Probable cause was clear
Federal search warrants are not fishing expeditions. The FBI’s lawful search of a former president’s primary residence would have been approved and overseen at the highest levels of both the FBI and the Department of Justice, likely including both the Deputy Attorney General and Attorney General. It’s hard to imagine how high the bar of probable cause must have been for the Bureau to launch such a politically sensitive search. Ironically, the scandals endured by the FBI from past Trump investigations have likely raised the bar for probable cause and approval from the higher levels of the department.
One of the biggest scandals the FBI and Justice Department have endured in recent years has been the messy (and ultimately illegal) paperwork surrounding a FISA warrant filed during the 2016 presidential campaign targeting Trump aide. Carter Page. Two of the four arrests used in that case were later invalidated and an FBI attorney pleaded guilty to falsifying some of the underlying evidence and paperwork about probable cause. A nearly 500-page Inspector General’s report disproves the Bureau’s handling of FISA warrants, which have long been considered some of the most thorough and careful court records and are believed to be held back by careful evidence reviews known for as the ‘Woods procedures’. It turned out that the FBI had omitted key questions about the underlying evidence from the Page warrant application and provided misleading characterizations about other evidence.
That scandal led to internal reforms by the FBI and the Department of Justice that would have scrutinized the Mar-a-Lago search warrant even more closely — and set the bar for probable cause so high, the evidence so crystal clear that it is likely that the Department of Justice already believes that it has sufficient information to initiate criminal proceedings.
A judge signed the search
A legally authorized search warrant is an important part of the US Constitution’s system of checks and balances.

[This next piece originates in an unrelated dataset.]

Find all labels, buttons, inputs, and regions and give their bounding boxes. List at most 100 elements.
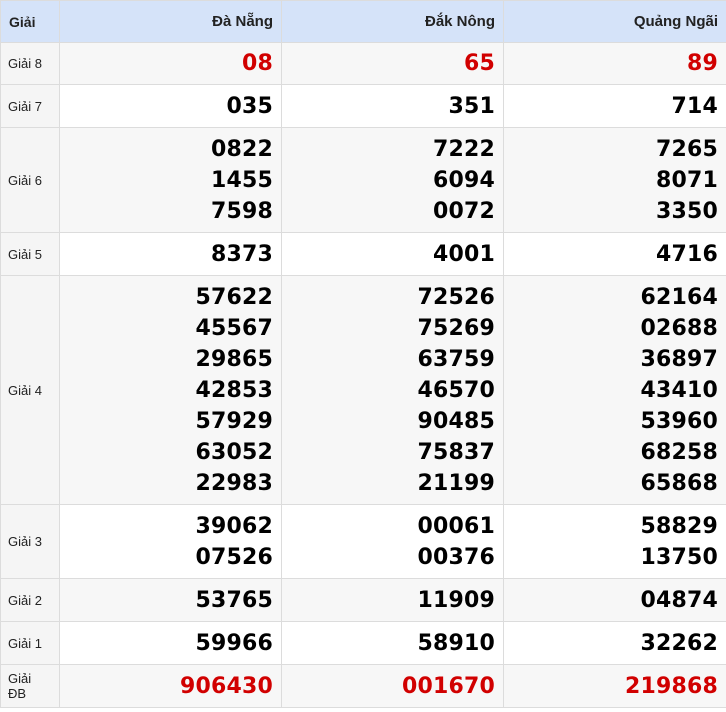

It requires the consent of two of the three branches of government, with the executive branch (the DOJ and the FBI) getting the approval of the judiciary. In the case of Trump’s search, after agents and prosecutors collected their evidence, an independent federal magistrate had to agree that a crime had likely been committed and that there was specific evidence in Mar-a-Lago that would affect are on the crime.
Notably, this marks the second time this year that a federal judge has agreed that Trump is at least borderline on a felony. As the Jan. 6 congressional committee has repeatedly noted, a federal judge this spring agreed with his assessment that Trump “more likely than not” committed a crime amid his efforts to undo the 2020 election.
This isn’t just about Trump taking classified documents
One of the most important questions in an investigation is the determination of motive, summarized by the Latin phrase cui bonoor Who benefits? Of course, Trump’s taking home classified documents is technically a crime. But as national security reporter Zach Dorfman points outit’s barely serious enough to prompt the FBI to raid the home of a former president.
The entire safety rating system exists to serve the presidency. The president is the only official in the US government with the ability to unilaterally release any piece of information. (Trump famously wielded this power while in office by tweeting a highly classified satellite image of an Iranian facility). And while classified documents theoretically contain highly sensitive information that would harm national security if released, the reality is that many classified documents are not that sensitive.